Loi du travail. Gouvernement, employeurs et syndicats (sans CGTP) se réunissent mercredi.

Loi du travail. Gouvernement, employeurs et syndicats (sans CGTP) se réunissent mercredi.

Une source officielle du ministère du Travail, de la Solidarité et de la Sécurité sociale (MTSS) a confirmé à Lusa que l’exécutif a convoqué les partenaires sociaux pour une réunion le 18 février à 15h00, au ministère, à Lisbonne.

La rencontre devrait se tenir avec la présence des quatre confédérations patronales et de l’Union générale des travailleurs (UGT), sans l’autre centrale syndicale siégeant à la Commission permanente de concertation sociale (CPCS), la Confédération générale des travailleurs portugais (CGTP).

Bien que le ministère du Travail n’ait pas précisé quels partenaires ont été invités à la réunion présidée par Maria do Rosário Palma Ramalho, une source de la CGTP a confirmé à Lusa que la CGTP n’avait pas été convoquée pour cet événement.

En plus de l’UGT, devraient être présents la Confédération des entreprises du Portugal (CIP), la Confédération du commerce et des services du Portugal (CCP), la Confédération des agriculteurs du Portugal (CAP) et la Confédération du tourisme portugais (CTP).

La tenue de la réunion a d’abord été rapportée par le journal Expresso.

La rencontre fait suite à d’autres réunions que le ministère dirigé par Palma Ramalho a organisées au niveau technique avec des représentants des organisations patronales et avec l’UGT concernant le paquet de réformes du travail.

Le projet de réforme, intitulé « Trabalho XXI », a été présenté par le gouvernement de Luís Montenegro (PSD et CDS-PP) le 25 juillet 2025 et est toujours en discussion dans le cadre de la Concertation sociale, avant que l’exécutif ne soumette une proposition de loi au parlement.

Les modifications proposées ont reçu un rejet des centrales syndicales, qui considèrent ces changements comme une attaque contre les droits des travailleurs et ont avancé ensemble pour une grève générale le 11 décembre 2025.

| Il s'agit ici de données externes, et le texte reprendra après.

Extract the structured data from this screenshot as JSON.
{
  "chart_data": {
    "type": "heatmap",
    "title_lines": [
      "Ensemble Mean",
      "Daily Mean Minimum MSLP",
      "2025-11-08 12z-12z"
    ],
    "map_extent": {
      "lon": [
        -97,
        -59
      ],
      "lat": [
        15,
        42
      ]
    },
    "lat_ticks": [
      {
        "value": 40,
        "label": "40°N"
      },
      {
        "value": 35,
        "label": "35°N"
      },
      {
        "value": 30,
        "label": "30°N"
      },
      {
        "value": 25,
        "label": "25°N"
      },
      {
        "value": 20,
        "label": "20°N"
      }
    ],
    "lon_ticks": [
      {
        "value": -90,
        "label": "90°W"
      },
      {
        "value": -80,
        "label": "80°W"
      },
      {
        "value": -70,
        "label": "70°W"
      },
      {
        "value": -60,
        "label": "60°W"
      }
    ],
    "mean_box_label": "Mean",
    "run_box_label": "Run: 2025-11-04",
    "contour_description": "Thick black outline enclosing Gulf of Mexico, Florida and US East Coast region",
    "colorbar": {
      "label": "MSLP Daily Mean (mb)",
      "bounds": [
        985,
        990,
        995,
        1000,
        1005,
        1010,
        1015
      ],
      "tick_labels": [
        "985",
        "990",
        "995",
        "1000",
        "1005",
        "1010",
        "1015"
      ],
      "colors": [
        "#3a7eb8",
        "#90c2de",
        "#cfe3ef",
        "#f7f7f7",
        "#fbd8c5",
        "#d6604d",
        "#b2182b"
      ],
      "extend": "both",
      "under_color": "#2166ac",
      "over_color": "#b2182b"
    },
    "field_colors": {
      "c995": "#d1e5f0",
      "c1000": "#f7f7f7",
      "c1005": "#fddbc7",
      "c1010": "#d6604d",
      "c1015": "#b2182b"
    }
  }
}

Les confédérations patronales ont salué la réforme, bien qu’elles estiment qu’il y a place pour des améliorations.

Face aux critiques de la CGTP et de l’UGT, l’exécutif a remis à l’UGT une nouvelle proposition intégrant certaines concessions, mais a réitéré qu’il n’est pas disposé à retirer l’ensemble de l’initiative, ni à abandonner les éléments clés des modifications annoncées.

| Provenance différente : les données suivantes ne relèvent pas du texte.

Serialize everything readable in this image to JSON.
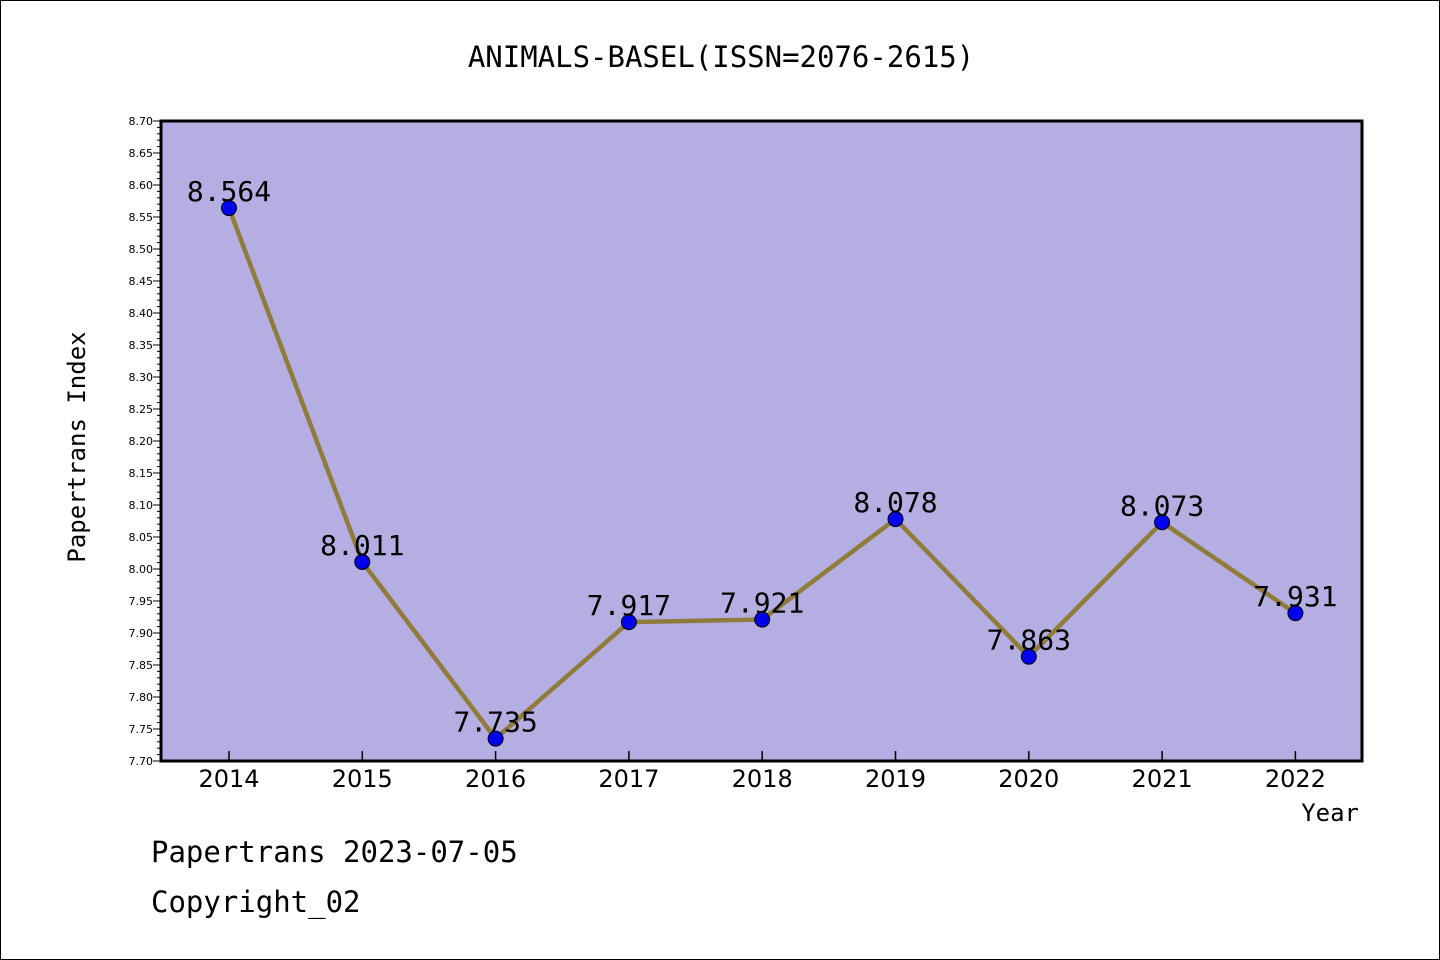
{
  "chart_data": {
    "type": "line",
    "title": "ANIMALS-BASEL(ISSN=2076-2615)",
    "xlabel": "Year",
    "ylabel": "Papertrans Index",
    "categories": [
      "2014",
      "2015",
      "2016",
      "2017",
      "2018",
      "2019",
      "2020",
      "2021",
      "2022"
    ],
    "series": [
      {
        "values": [
          8.564,
          8.011,
          7.735,
          7.917,
          7.921,
          8.078,
          7.863,
          8.073,
          7.931
        ],
        "labels": [
          "8.564",
          "8.011",
          "7.735",
          "7.917",
          "7.921",
          "8.078",
          "7.863",
          "8.073",
          "7.931"
        ]
      }
    ],
    "ylim": [
      7.7,
      8.7
    ],
    "yticks": [
      "7.70",
      "7.75",
      "7.80",
      "7.85",
      "7.90",
      "7.95",
      "8.00",
      "8.05",
      "8.10",
      "8.15",
      "8.20",
      "8.25",
      "8.30",
      "8.35",
      "8.40",
      "8.45",
      "8.50",
      "8.55",
      "8.60",
      "8.65",
      "8.70"
    ],
    "grid": false,
    "colors": {
      "plot_background": "#b4aee2",
      "line": "#8f7c3a",
      "marker": "#0000ee"
    }
  },
  "footer": {
    "line1": "Papertrans 2023-07-05",
    "line2": "Copyright_02"
  }
}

L’UGT a soumis une contre-proposition au gouvernement le 04 février, insistant sur le fait que la centrale « a des lignes rouges » et que certaines mesures sont inacceptables, comme « comme la banque d’heures, les contrats à terme, les licenciements, le ‘outsourcing’ [externalisation de services], la transmission d’établissement, le travail non déclaré, la négociation collective, la grève ou l’activité syndicale en entreprise ».

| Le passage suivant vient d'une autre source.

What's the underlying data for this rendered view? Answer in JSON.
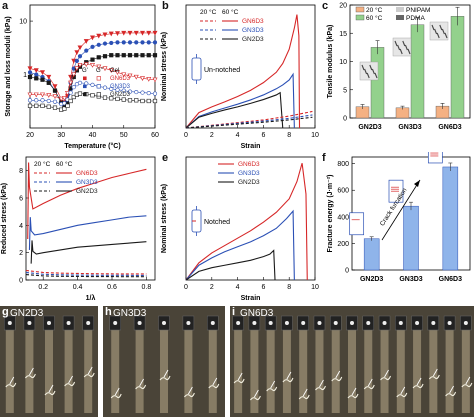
{
  "colors": {
    "gn6": "#d62728",
    "gn3": "#2b50b5",
    "gn2": "#1a1a1a",
    "pnipam": "#f4b183",
    "pdma": "#93d18c"
  },
  "panel_labels": [
    "a",
    "b",
    "c",
    "d",
    "e",
    "f",
    "g",
    "h",
    "i"
  ],
  "chart_data": [
    {
      "id": "a",
      "type": "scatter",
      "xlabel": "Temperature (°C)",
      "ylabel": "Storage and loss moduli (kPa)",
      "xticks": [
        "20",
        "30",
        "40",
        "50",
        "60"
      ],
      "yticks": [
        "1",
        "10"
      ],
      "xlim": [
        20,
        60
      ],
      "ylim": [
        0.1,
        20
      ],
      "yscale": "log",
      "legend_header": [
        "G'",
        "G''",
        "Gel"
      ],
      "legend": [
        "GN6D3",
        "GN3D3",
        "GN2D3"
      ],
      "series": [
        {
          "name": "GN6D3",
          "modulus": "G'",
          "x": [
            20,
            22,
            24,
            26,
            28,
            30,
            31,
            32,
            33,
            34,
            35,
            36,
            38,
            40,
            42,
            44,
            46,
            48,
            50,
            52,
            54,
            56,
            58,
            60
          ],
          "y": [
            1.3,
            1.2,
            1.1,
            0.9,
            0.6,
            0.35,
            0.3,
            0.4,
            0.9,
            1.8,
            2.6,
            3.2,
            4.2,
            4.9,
            5.3,
            5.6,
            5.8,
            5.9,
            6.0,
            6.0,
            6.0,
            6.0,
            6.0,
            6.0
          ]
        },
        {
          "name": "GN3D3",
          "modulus": "G'",
          "x": [
            20,
            22,
            24,
            26,
            28,
            30,
            31,
            32,
            33,
            34,
            35,
            36,
            38,
            40,
            42,
            44,
            46,
            48,
            50,
            52,
            54,
            56,
            58,
            60
          ],
          "y": [
            1.1,
            1.0,
            0.9,
            0.75,
            0.5,
            0.3,
            0.27,
            0.33,
            0.7,
            1.3,
            1.8,
            2.2,
            2.8,
            3.3,
            3.6,
            3.8,
            3.9,
            4.0,
            4.0,
            4.0,
            4.0,
            4.0,
            4.0,
            4.0
          ]
        },
        {
          "name": "GN2D3",
          "modulus": "G'",
          "x": [
            20,
            22,
            24,
            26,
            28,
            30,
            31,
            32,
            33,
            34,
            35,
            36,
            38,
            40,
            42,
            44,
            46,
            48,
            50,
            52,
            54,
            56,
            58,
            60
          ],
          "y": [
            0.9,
            0.85,
            0.8,
            0.7,
            0.5,
            0.3,
            0.26,
            0.3,
            0.55,
            0.9,
            1.2,
            1.4,
            1.7,
            1.9,
            2.1,
            2.2,
            2.3,
            2.3,
            2.3,
            2.3,
            2.3,
            2.3,
            2.3,
            2.3
          ]
        },
        {
          "name": "GN6D3",
          "modulus": "G''",
          "x": [
            20,
            22,
            24,
            26,
            28,
            30,
            31,
            32,
            33,
            34,
            35,
            36,
            38,
            40,
            42,
            44,
            46,
            48,
            50,
            52,
            54,
            56,
            58,
            60
          ],
          "y": [
            0.42,
            0.42,
            0.42,
            0.41,
            0.39,
            0.35,
            0.36,
            0.45,
            0.7,
            1.0,
            1.3,
            1.5,
            1.55,
            1.5,
            1.4,
            1.3,
            1.2,
            1.1,
            1.0,
            0.95,
            0.9,
            0.85,
            0.82,
            0.8
          ]
        },
        {
          "name": "GN3D3",
          "modulus": "G''",
          "x": [
            20,
            22,
            24,
            26,
            28,
            30,
            31,
            32,
            33,
            34,
            35,
            36,
            38,
            40,
            42,
            44,
            46,
            48,
            50,
            52,
            54,
            56,
            58,
            60
          ],
          "y": [
            0.33,
            0.33,
            0.33,
            0.32,
            0.31,
            0.28,
            0.29,
            0.34,
            0.46,
            0.58,
            0.66,
            0.7,
            0.68,
            0.64,
            0.6,
            0.57,
            0.54,
            0.52,
            0.5,
            0.48,
            0.47,
            0.46,
            0.45,
            0.44
          ]
        },
        {
          "name": "GN2D3",
          "modulus": "G''",
          "x": [
            20,
            22,
            24,
            26,
            28,
            30,
            31,
            32,
            33,
            34,
            35,
            36,
            38,
            40,
            42,
            44,
            46,
            48,
            50,
            52,
            54,
            56,
            58,
            60
          ],
          "y": [
            0.26,
            0.26,
            0.26,
            0.25,
            0.24,
            0.22,
            0.23,
            0.26,
            0.32,
            0.38,
            0.42,
            0.44,
            0.43,
            0.41,
            0.39,
            0.37,
            0.36,
            0.35,
            0.34,
            0.33,
            0.33,
            0.32,
            0.32,
            0.32
          ]
        }
      ]
    },
    {
      "id": "b",
      "type": "line",
      "xlabel": "Strain",
      "ylabel": "Nominal stress (kPa)",
      "xticks": [
        "0",
        "2",
        "4",
        "6",
        "8",
        "10"
      ],
      "xlim": [
        0,
        10
      ],
      "ylim": [
        0,
        32
      ],
      "legend_temps": [
        "20 °C",
        "60 °C"
      ],
      "legend": [
        "GN6D3",
        "GN3D3",
        "GN2D3"
      ],
      "annotation": "Un-notched",
      "series": [
        {
          "name": "GN6D3",
          "temp": "60",
          "x": [
            0,
            1,
            2,
            3,
            4,
            5,
            6,
            7,
            7.5,
            8,
            8.4,
            8.6,
            8.75,
            8.8
          ],
          "y": [
            0,
            4,
            5.5,
            6.8,
            8.2,
            9.8,
            11.8,
            14.5,
            16.8,
            20.5,
            26,
            29.5,
            24,
            0
          ]
        },
        {
          "name": "GN3D3",
          "temp": "60",
          "x": [
            0,
            1,
            2,
            3,
            4,
            5,
            6,
            7,
            7.5,
            8,
            8.3,
            8.4
          ],
          "y": [
            0,
            3,
            4.2,
            5.2,
            6.2,
            7.3,
            8.6,
            10.2,
            11.2,
            12.5,
            14,
            0
          ]
        },
        {
          "name": "GN2D3",
          "temp": "60",
          "x": [
            0,
            1,
            2,
            3,
            4,
            5,
            6,
            7,
            7.3,
            7.5
          ],
          "y": [
            0,
            2.8,
            3.8,
            4.7,
            5.5,
            6.4,
            7.4,
            8.6,
            9.2,
            0
          ]
        },
        {
          "name": "GN6D3",
          "temp": "20",
          "x": [
            0,
            2,
            4,
            6,
            8,
            9.8
          ],
          "y": [
            0,
            0.7,
            1.4,
            2.1,
            3.1,
            4.3
          ]
        },
        {
          "name": "GN3D3",
          "temp": "20",
          "x": [
            0,
            2,
            4,
            6,
            8,
            9.8
          ],
          "y": [
            0,
            0.6,
            1.2,
            1.8,
            2.5,
            3.4
          ]
        },
        {
          "name": "GN2D3",
          "temp": "20",
          "x": [
            0,
            2,
            4,
            6,
            8,
            9.8
          ],
          "y": [
            0,
            0.5,
            1.0,
            1.5,
            2.1,
            2.8
          ]
        }
      ]
    },
    {
      "id": "c",
      "type": "bar",
      "xlabel": "",
      "ylabel": "Tensile modulus (kPa)",
      "categories": [
        "GN2D3",
        "GN3D3",
        "GN6D3"
      ],
      "yticks": [
        "0",
        "5",
        "10",
        "15",
        "20"
      ],
      "ylim": [
        0,
        20
      ],
      "legend": [
        "20 °C",
        "60 °C",
        "PNIPAM",
        "PDMA"
      ],
      "series": [
        {
          "name": "20 °C",
          "values": [
            2.0,
            1.8,
            2.1
          ],
          "errors": [
            0.4,
            0.3,
            0.5
          ]
        },
        {
          "name": "60 °C",
          "values": [
            12.5,
            16.5,
            18.0
          ],
          "errors": [
            1.2,
            1.3,
            1.6
          ]
        }
      ]
    },
    {
      "id": "d",
      "type": "line",
      "xlabel": "1/λ",
      "ylabel": "Reduced stress (kPa)",
      "xticks": [
        "0.2",
        "0.4",
        "0.6",
        "0.8"
      ],
      "yticks": [
        "0",
        "2",
        "4",
        "6",
        "8"
      ],
      "xlim": [
        0.1,
        0.85
      ],
      "ylim": [
        0,
        9
      ],
      "legend_temps": [
        "20 °C",
        "60 °C"
      ],
      "legend": [
        "GN6D3",
        "GN3D3",
        "GN2D3"
      ],
      "series": [
        {
          "name": "GN6D3",
          "temp": "60",
          "x": [
            0.11,
            0.115,
            0.12,
            0.14,
            0.2,
            0.3,
            0.4,
            0.5,
            0.6,
            0.7,
            0.8
          ],
          "y": [
            3.0,
            8.6,
            6.8,
            5.2,
            5.6,
            6.2,
            6.7,
            7.1,
            7.5,
            7.8,
            8.1
          ]
        },
        {
          "name": "GN3D3",
          "temp": "60",
          "x": [
            0.12,
            0.125,
            0.13,
            0.15,
            0.2,
            0.3,
            0.4,
            0.5,
            0.6,
            0.7,
            0.8
          ],
          "y": [
            2.2,
            4.6,
            3.6,
            3.3,
            3.4,
            3.7,
            4.0,
            4.2,
            4.4,
            4.6,
            4.7
          ]
        },
        {
          "name": "GN2D3",
          "temp": "60",
          "x": [
            0.13,
            0.135,
            0.14,
            0.16,
            0.2,
            0.3,
            0.4,
            0.5,
            0.6,
            0.7,
            0.8
          ],
          "y": [
            1.2,
            2.9,
            2.1,
            1.9,
            2.0,
            2.2,
            2.4,
            2.5,
            2.6,
            2.7,
            2.8
          ]
        },
        {
          "name": "GN6D3",
          "temp": "20",
          "x": [
            0.1,
            0.2,
            0.3,
            0.4,
            0.5,
            0.6,
            0.7,
            0.8
          ],
          "y": [
            0.7,
            0.55,
            0.5,
            0.48,
            0.46,
            0.45,
            0.44,
            0.44
          ]
        },
        {
          "name": "GN3D3",
          "temp": "20",
          "x": [
            0.1,
            0.2,
            0.3,
            0.4,
            0.5,
            0.6,
            0.7,
            0.8
          ],
          "y": [
            0.55,
            0.42,
            0.38,
            0.36,
            0.35,
            0.34,
            0.34,
            0.33
          ]
        },
        {
          "name": "GN2D3",
          "temp": "20",
          "x": [
            0.1,
            0.2,
            0.3,
            0.4,
            0.5,
            0.6,
            0.7,
            0.8
          ],
          "y": [
            0.4,
            0.3,
            0.27,
            0.26,
            0.25,
            0.25,
            0.24,
            0.24
          ]
        }
      ]
    },
    {
      "id": "e",
      "type": "line",
      "xlabel": "Strain",
      "ylabel": "Nominal stress (kPa)",
      "xticks": [
        "0",
        "2",
        "4",
        "6",
        "8",
        "10"
      ],
      "xlim": [
        0,
        10
      ],
      "ylim": [
        0,
        100
      ],
      "legend": [
        "GN6D3",
        "GN3D3",
        "GN2D3"
      ],
      "annotation": "Notched",
      "series": [
        {
          "name": "GN6D3",
          "x": [
            0,
            1,
            2,
            3,
            4,
            5,
            6,
            7,
            8,
            8.6,
            9.0,
            9.3,
            9.4
          ],
          "y": [
            0,
            14,
            22,
            28,
            34,
            40,
            47,
            55,
            66,
            80,
            95,
            70,
            0
          ]
        },
        {
          "name": "GN3D3",
          "x": [
            0,
            1,
            2,
            3,
            4,
            5,
            6,
            7,
            7.8,
            8.3,
            8.4
          ],
          "y": [
            0,
            12,
            18,
            23,
            27,
            31,
            36,
            42,
            50,
            56,
            0
          ]
        },
        {
          "name": "GN2D3",
          "x": [
            0,
            1,
            2,
            3,
            4,
            5,
            6,
            6.5,
            6.8,
            6.9
          ],
          "y": [
            0,
            7,
            10,
            12,
            14,
            16,
            19,
            21,
            24,
            0
          ]
        }
      ]
    },
    {
      "id": "f",
      "type": "bar",
      "xlabel": "",
      "ylabel": "Fracture energy (J·m⁻²)",
      "categories": [
        "GN2D3",
        "GN3D3",
        "GN6D3"
      ],
      "yticks": [
        "0",
        "200",
        "400",
        "600",
        "800"
      ],
      "ylim": [
        0,
        850
      ],
      "annotation": "Crack furcation",
      "series": [
        {
          "name": "",
          "values": [
            235,
            480,
            775
          ],
          "errors": [
            15,
            30,
            30
          ]
        }
      ]
    }
  ],
  "photos": [
    {
      "id": "g",
      "label": "GN2D3"
    },
    {
      "id": "h",
      "label": "GN3D3"
    },
    {
      "id": "i",
      "label": "GN6D3"
    }
  ]
}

Parmi les principales modifications prévues dans le projet, on trouve le retour de la banque d’heures individuelle (permettant d’augmenter la durée de travail de deux heures par jour par accord entre travailleurs et entreprises), des changements dans les contrats de travail à durée déterminée et indéterminée, des modifications dans d’autres régimes de contrats de travail, la fin des restrictions à l’externalisation après des licenciements, et la fin de la période d’essai de 180 jours au premier emploi.

Le projet inclut également, entre autres, un ajustement des règles de définition du télétravail, la possibilité pour les travailleurs de demander jusqu’à deux jours de congés supplémentaires non rémunérés, l’élargissement des services minimums en cas de grève à davantage de secteurs, la définition du congé parental à six mois partagé entre les parents, des modifications des règles relatives à l’allaitement et des changements dans l’allocation parentale.